Samochód ma cztery fotele
Przednie mają 18-kierunkową regulację, a tylne mają wystarczająco dużo miejsca dla dwójki dorosłych i na luzie mieszczą dzieciaki w fotelikach. Po zajęciu miejsc pociechy miały widok na dach panoramiczny z kontrolą stopnia nasłonecznienia. Ma cyfrowe, mleczne żaluzje - robi wrażenie na małych i dużych. Pomiędzy tylnymi fotelami są półki, jedna z nich wyraźnie rozdziela przestrzeń na nogi, ale dzieciakom ciężko wytłumaczyć, żeby tam nie łaziły - wolałbym mieć płaską podłogę na całej szerokości.
Porsche Taycan 4S kontra rodzina
Dzieci w fotelikach, bagażnik (407 l) i frunk (84 l) spakowane do pełna… siedzimy wygodnie, zero problemu.

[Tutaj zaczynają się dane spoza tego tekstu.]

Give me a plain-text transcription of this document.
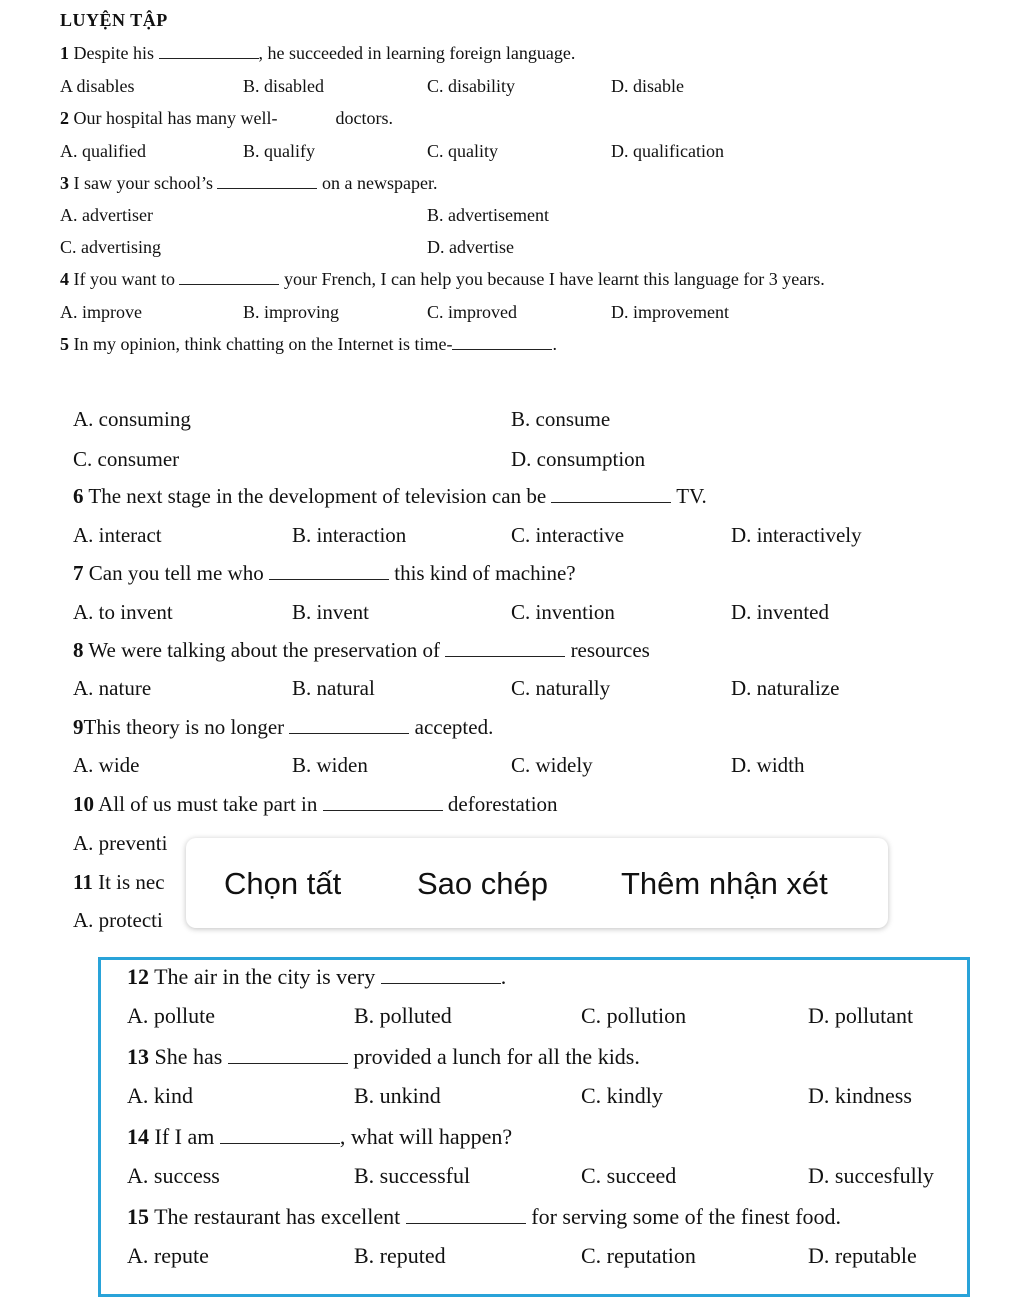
LUYỆN TẬP
1 Despite his	, he succeeded in learning foreign language.
A disables	B. disabled	C. disability	D. disable
2 Our hospital has many well-	doctors.
A. qualified	B. qualify	C. quality	D. qualification
3 I saw your school’s	on a newspaper.
A. advertiser	B. advertisement
C. advertising	D. advertise
4 If you want to	your French, I can help you because I have learnt this language for 3 years.
A. improve	B. improving	C. improved	D. improvement
5 In my opinion, think chatting on the Internet is time-	.
A. consuming	B. consume
C. consumer	D. consumption
6 The next stage in the development of television can be	TV.
A. interact	B. interaction	C. interactive	D. interactively
7 Can you tell me who	this kind of machine?
A. to invent	B. invent	C. invention	D. invented
8 We were talking about the preservation of	resources
A. nature	B. natural	C. naturally	D. naturalize
9This theory is no longer	accepted.
A. wide	B. widen	C. widely	D. width
10 All of us must take part in	deforestation
A. preventi
11 It is nec
A. protecti
Chọn tất Sao chép Thêm nhận xét
12 The air in the city is very	.
A. pollute	B. polluted	C. pollution	D. pollutant
13 She has	provided a lunch for all the kids.
A. kind	B. unkind	C. kindly	D. kindness
14 If I am	, what will happen?
A. success	B. successful	C. succeed	D. succesfully
15 The restaurant has excellent	for serving some of the finest food.
A. repute	B. reputed	C. reputation	D. reputable
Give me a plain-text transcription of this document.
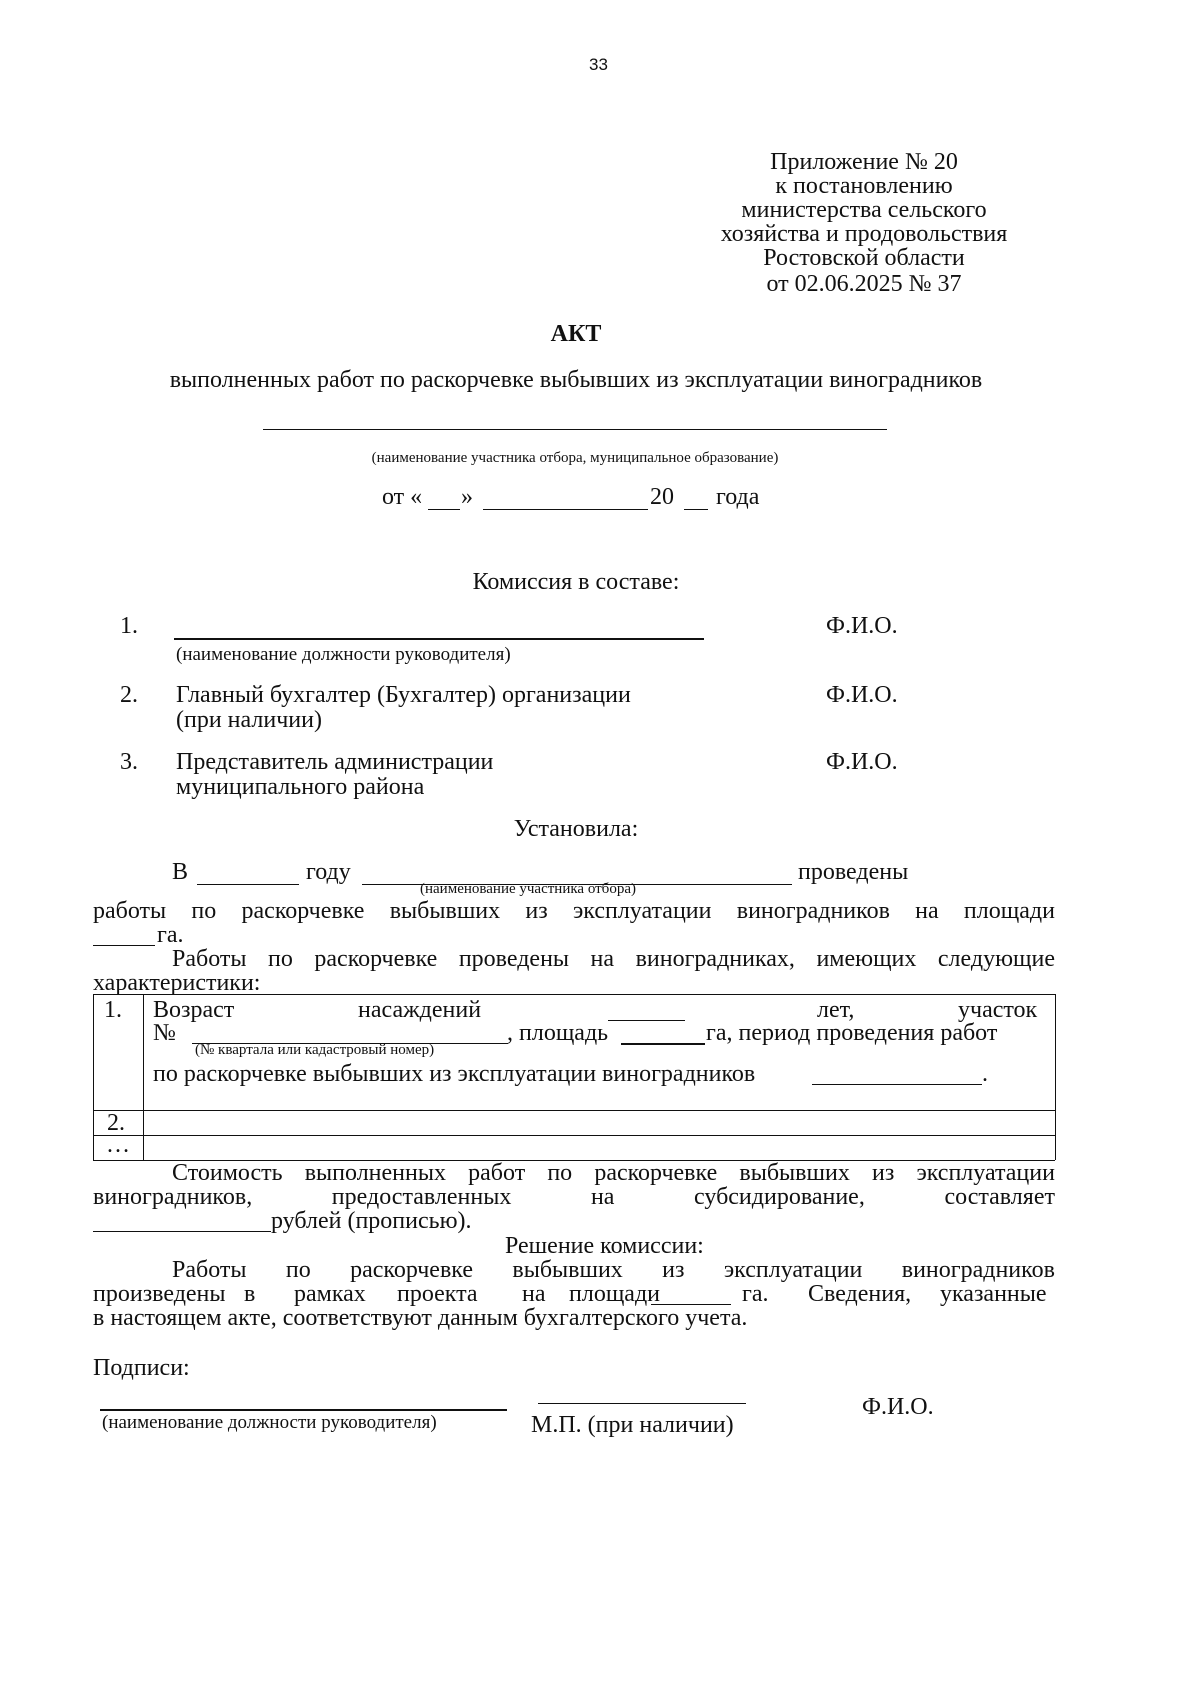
33
Приложение № 20
к постановлению
министерства сельского
хозяйства и продовольствия
Ростовской области
от 02.06.2025 № 37
АКТ
выполненных работ по раскорчевке выбывших из эксплуатации виноградников
(наименование участника отбора, муниципальное образование)
от « »	20 года
Комиссия в составе:
1.
(наименование должности руководителя)
Ф.И.О.
2. Главный бухгалтер (Бухгалтер) организации
(при наличии)
Ф.И.О.
3. Представитель администрации
муниципального района
Ф.И.О.
Установила:
В	году
(наименование участника отбора)
проведены
работы по раскорчевке выбывших из эксплуатации виноградников на площади
га.
Работы по раскорчевке проведены на виноградниках, имеющих следующие
характеристики:
1. Возраст	насаждений	лет,	участок
№	, площадь	га, период проведения работ
(№ квартала или кадастровый номер)
по раскорчевке выбывших из эксплуатации виноградников	.
2.
…
Стоимость выполненных работ по раскорчевке выбывших из эксплуатации
виноградников,	предоставленных	на	субсидирование,	составляет
рублей (прописью).
Решение комиссии:
Работы по раскорчевке выбывших из эксплуатации виноградников
произведены в рамках проекта на площади	га. Сведения, указанные
в настоящем акте, соответствуют данным бухгалтерского учета.
Подписи:
(наименование должности руководителя)	М.П. (при наличии)
Ф.И.О.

Szkoda jedynie, że chowany spojler tylnej klapy zabiera przestrzeń bagażową. Aha i no do kufra nie zmieściła się lodówka turystyczna. Plastikowa cegła wylądowała na tylnej kanapie pomiędzy dziećmi i w tym momencie konsternacja. Prądu mamy tyle, że wystarczyłoby, żeby zasilić dom, ale czy mamy zwykłe gniazdo zapalniczki? Na szczęście inżynierowie nie zapomnieli o nim - jest w podłokietniku. Na koniec pozostaje wybór muzyki dla najmłodszych. Nagłośnienie Burmester gra naprawdę dobrze, ale dzieci zachwyciło co innego - oświetlenie ambientowe dopasowuje się kolorystycznie do okładki albumu odtwarzanego w Apple CarPlay. Fajnie, przyjemnie. Ruszamy i co robią dzieciaki? Synek wydostał się z pasów, zaczął klikać w tylny ekran i nagle wentylacja w całym wnętrzu oszalała. Powstaje pytanie - czy można zablokować tylny ekran? Przeszukaliśmy całe menu i nic. Prawie się poddaliśmy, gdy okazało się, że wystarczy wcisnąć przycisk na drzwiach kierowcy i on blokuje jednocześnie tylne szyby, tylne wewnętrzne klamki oraz ekran.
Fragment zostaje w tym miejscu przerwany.